Mas de que forma gerações atrás de gerações da família real britânica têm visto o pecúlio crescer ao longo dos anos? Os Arquivos do Ducado mostram que a realeza cobra por atividades tão diversas como o direito de cruzar rios; descarregar a carga na costa; passar cabos sob as suas praias; operar escolas e instituições de caridade; e até mesmo cavar sepulturas. Das minas a turbinas eólicas, dos ancoradouros às portagens, é vasta a fonte de receita.

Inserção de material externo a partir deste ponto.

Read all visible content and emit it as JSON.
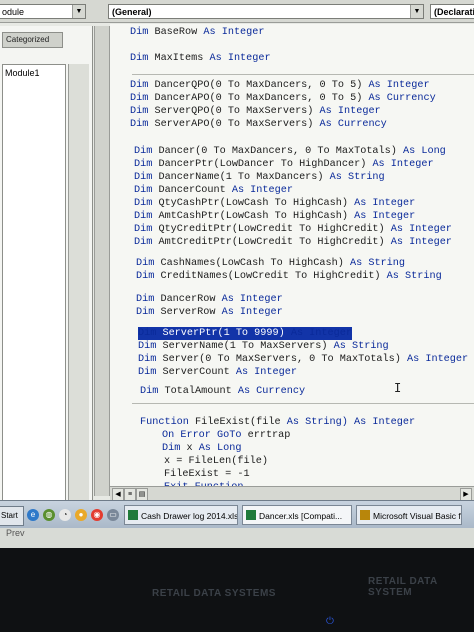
{
  "toolbar": {
    "left_combo": "odule",
    "general_combo": "(General)",
    "declarations_combo": "(Declaratio"
  },
  "project": {
    "tab_label": "Categorized",
    "module_item": "Module1"
  },
  "code_lines": [
    {
      "k": "Dim",
      "r": " BaseRow ",
      "t": "As Integer"
    },
    {
      "k": "Dim",
      "r": " MaxItems ",
      "t": "As Integer"
    },
    {
      "k": "Dim",
      "r": " DancerQPO(0 To MaxDancers, 0 To 5) ",
      "t": "As Integer"
    },
    {
      "k": "Dim",
      "r": " DancerAPO(0 To MaxDancers, 0 To 5) ",
      "t": "As Currency"
    },
    {
      "k": "Dim",
      "r": " ServerQPO(0 To MaxServers) ",
      "t": "As Integer"
    },
    {
      "k": "Dim",
      "r": " ServerAPO(0 To MaxServers) ",
      "t": "As Currency"
    },
    {
      "k": "Dim",
      "r": " Dancer(0 To MaxDancers, 0 To MaxTotals) ",
      "t": "As Long"
    },
    {
      "k": "Dim",
      "r": " DancerPtr(LowDancer To HighDancer) ",
      "t": "As Integer"
    },
    {
      "k": "Dim",
      "r": " DancerName(1 To MaxDancers) ",
      "t": "As String"
    },
    {
      "k": "Dim",
      "r": " DancerCount ",
      "t": "As Integer"
    },
    {
      "k": "Dim",
      "r": " QtyCashPtr(LowCash To HighCash) ",
      "t": "As Integer"
    },
    {
      "k": "Dim",
      "r": " AmtCashPtr(LowCash To HighCash) ",
      "t": "As Integer"
    },
    {
      "k": "Dim",
      "r": " QtyCreditPtr(LowCredit To HighCredit) ",
      "t": "As Integer"
    },
    {
      "k": "Dim",
      "r": " AmtCreditPtr(LowCredit To HighCredit) ",
      "t": "As Integer"
    },
    {
      "k": "Dim",
      "r": " CashNames(LowCash To HighCash) ",
      "t": "As String"
    },
    {
      "k": "Dim",
      "r": " CreditNames(LowCredit To HighCredit) ",
      "t": "As String"
    },
    {
      "k": "Dim",
      "r": " DancerRow ",
      "t": "As Integer"
    },
    {
      "k": "Dim",
      "r": " ServerRow ",
      "t": "As Integer"
    },
    {
      "k": "Dim",
      "r": " ServerPtr(1 To 9999) ",
      "t": "As Integer"
    },
    {
      "k": "Dim",
      "r": " ServerName(1 To MaxServers) ",
      "t": "As String"
    },
    {
      "k": "Dim",
      "r": " Server(0 To MaxServers, 0 To MaxTotals) ",
      "t": "As Integer"
    },
    {
      "k": "Dim",
      "r": " ServerCount ",
      "t": "As Integer"
    },
    {
      "k": "Dim",
      "r": " TotalAmount ",
      "t": "As Currency"
    },
    {
      "k": "Function",
      "r": " FileExist(file ",
      "t": "As String) As Integer"
    },
    {
      "k": "On Error GoTo",
      "r": " errtrap",
      "t": ""
    },
    {
      "k": "Dim",
      "r": " x ",
      "t": "As Long"
    },
    {
      "k": "",
      "r": "x = FileLen(file)",
      "t": ""
    },
    {
      "k": "",
      "r": "FileExist = -1",
      "t": ""
    },
    {
      "k": "Exit Function",
      "r": "",
      "t": ""
    }
  ],
  "taskbar": {
    "start_label": "Start",
    "buttons": [
      {
        "label": "Cash Drawer log 2014.xlsx"
      },
      {
        "label": "Dancer.xls  [Compati..."
      },
      {
        "label": "Microsoft Visual Basic for ..."
      }
    ]
  },
  "below_taskbar_text": "Prev",
  "bezel": {
    "reflection_1": "RETAIL DATA SYSTEMS",
    "reflection_2": "RETAIL DATA SYSTEM"
  }
}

A equipa do The Sunday Times compilou todos os endereços reais e explorou os contratos comerciais associados a cada um. Por ano, cada ducado engorda em milhões de libras ao cobrar uma série de taxas comerciais e feudais em terras outrora confiscadas por monarcas medievais, para um conjunto de acordos com 600 anos. Do público em geral aos departamentos governamentais, conselhos, ou empresas de mineração, todos eles são pagadores, enquanto o Rei e o príncipe de Gales operam como “proprietários comerciais enquanto têm um acordo especial com o Tesouro que os isenta do pagamento de impostos sobre seus lucros corporativos. Os ducados não são financiados diretamente pelo contribuinte, mas arrendamentos e contratos em nome do Rei e do príncipe mostram que eles ganham milhões de libras por ano cobrando ao exército, marinha, Serviço Nacional de Saúde, serviço prisional, ou escolas públicas, pelo uso de suas terras, rios e praias.”

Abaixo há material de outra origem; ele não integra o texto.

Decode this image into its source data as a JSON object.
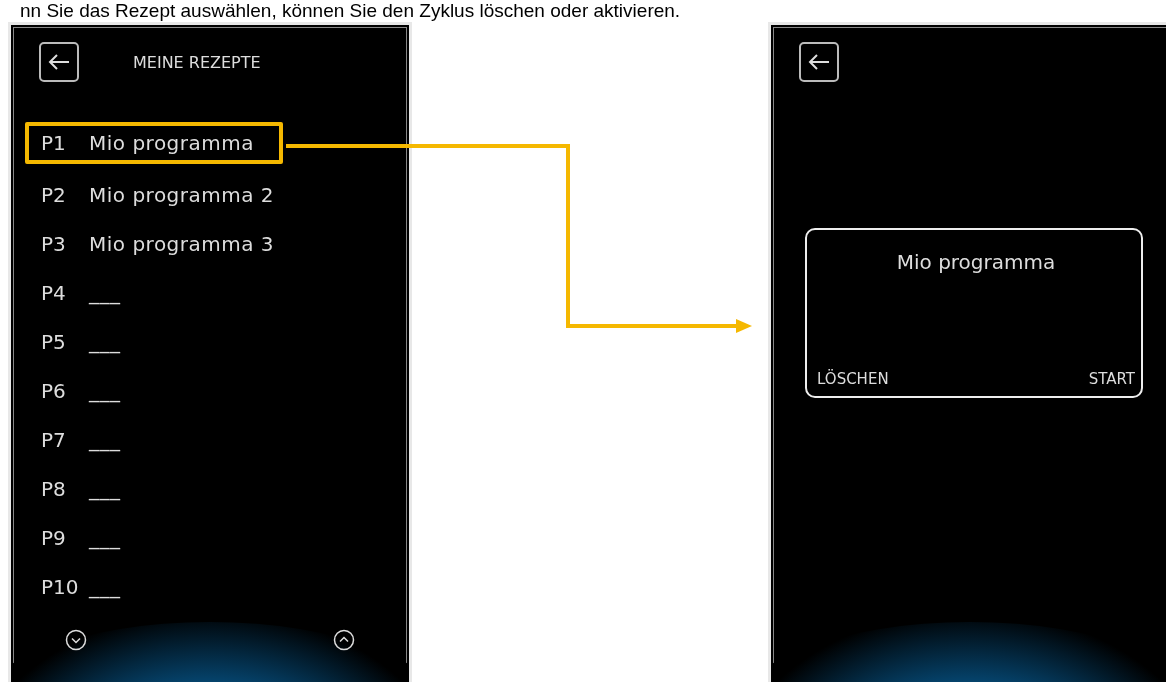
{
  "caption": "nn Sie das Rezept auswählen, können Sie den Zyklus löschen oder aktivieren.",
  "list_screen": {
    "title": "MEINE REZEPTE",
    "recipes": [
      {
        "slot": "P1",
        "name": "Mio programma",
        "selected": true
      },
      {
        "slot": "P2",
        "name": "Mio programma 2",
        "selected": false
      },
      {
        "slot": "P3",
        "name": "Mio programma 3",
        "selected": false
      },
      {
        "slot": "P4",
        "name": "___",
        "selected": false
      },
      {
        "slot": "P5",
        "name": "___",
        "selected": false
      },
      {
        "slot": "P6",
        "name": "___",
        "selected": false
      },
      {
        "slot": "P7",
        "name": "___",
        "selected": false
      },
      {
        "slot": "P8",
        "name": "___",
        "selected": false
      },
      {
        "slot": "P9",
        "name": "___",
        "selected": false
      },
      {
        "slot": "P10",
        "name": "___",
        "selected": false
      }
    ]
  },
  "detail_screen": {
    "recipe_name": "Mio programma",
    "actions": [
      "LÖSCHEN",
      "START"
    ]
  }
}
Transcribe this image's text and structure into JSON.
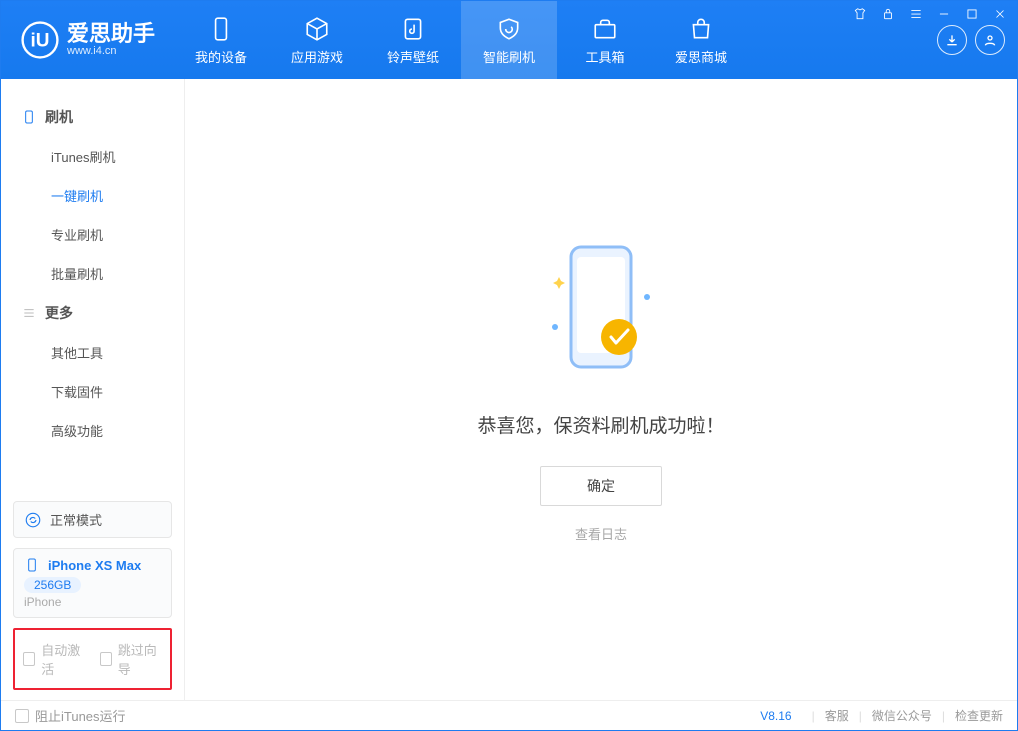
{
  "brand": {
    "title": "爱思助手",
    "subtitle": "www.i4.cn"
  },
  "tabs": [
    {
      "label": "我的设备"
    },
    {
      "label": "应用游戏"
    },
    {
      "label": "铃声壁纸"
    },
    {
      "label": "智能刷机"
    },
    {
      "label": "工具箱"
    },
    {
      "label": "爱思商城"
    }
  ],
  "sidebar": {
    "section1": "刷机",
    "items1": [
      "iTunes刷机",
      "一键刷机",
      "专业刷机",
      "批量刷机"
    ],
    "section2": "更多",
    "items2": [
      "其他工具",
      "下载固件",
      "高级功能"
    ]
  },
  "mode_card": {
    "label": "正常模式"
  },
  "device_card": {
    "name": "iPhone XS Max",
    "storage": "256GB",
    "type": "iPhone"
  },
  "options": {
    "auto_activate": "自动激活",
    "skip_guide": "跳过向导"
  },
  "main": {
    "success_text": "恭喜您，保资料刷机成功啦！",
    "ok_button": "确定",
    "view_log": "查看日志"
  },
  "footer": {
    "block_itunes": "阻止iTunes运行",
    "version": "V8.16",
    "support": "客服",
    "wechat": "微信公众号",
    "update": "检查更新"
  }
}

A investigação relembra que cabe ao governo administrar a Crown Estate, o conjunto de propriedades da Coroa entregues pelo soberano há 260 anos, que inclui palácios e residências oficiais, cobrindo os deveres formais da realeza, pagos a cada ano pela concessão soberana. Por outras palavras, o quotidiano de Carlos e restante família é financiado por uma percentagem anual, que no próximo ano deverá render 132 milhões de libras (157 milhões de euros). Mas falta acrescentar aqui as tais rendas privadas do lucro gerado pelos ducados.
De acordo com aquele meio, no ano passado, o ducado de Lancaster arrecadou 27.4 milhões de libras (33 milhões de euros) para o rei e o ducado da Cornualha 23.6 milhões de libras (28 milhões de euros) para o herdeiro do trono, valores que podem utilizar como bem entenderem. Mas os relatórios anuais dos ducados revelam apenas detalhes básicos dos ativos imobiliários que possuem. Para esta pesquisa a fundo, são destapados os vínculos associados às 3.536 propriedades detidas pelo ducado de Lancaster e às 1.874 detidas pelo Ducado da Cornualha, segundo dados do Registo Predial.
Exemplos? Um verdadeiro sortido. O SNS britânico pagará ao ducado do Rei 11 milhões de libras ao longo de 15 anos para alugar um armazém para ambulâncias. Já o Ministério da Justiça paga ao ducado de William 1.5 milhões por ano para usar a prisão de Dartmoor. Quanto à marinha, paga taxas para atracar e reabastecer sua frota no porto de Liverpool.
Instituições de caridade pagaram milhões para alugar um prédio de escritórios dos anos 1960 no centro de Londres. O ducado de Lancaster cobra 280 libras por ano mais IVA pelo uso de uma cabana de madeira em St Bride’s Major pelos escuteiros, dos quais Charles é patrono. É patrono também da instituição de solidariedade Royal National Lifeboat Institute, na Cornualha, a quem cobra pelo uso das praias de Salcombe, Sennen Cove, Lizard, Rock, Penlee Old e St Mary’s.
Um princípio semelhante, apesar do registo diferente, é aplicado ao pub Hole in the Wall, no centro de Exeter, que paga uma renda de 40 mil libras por ano ao ducado, além de uma renda adicional tendo por base a faturação.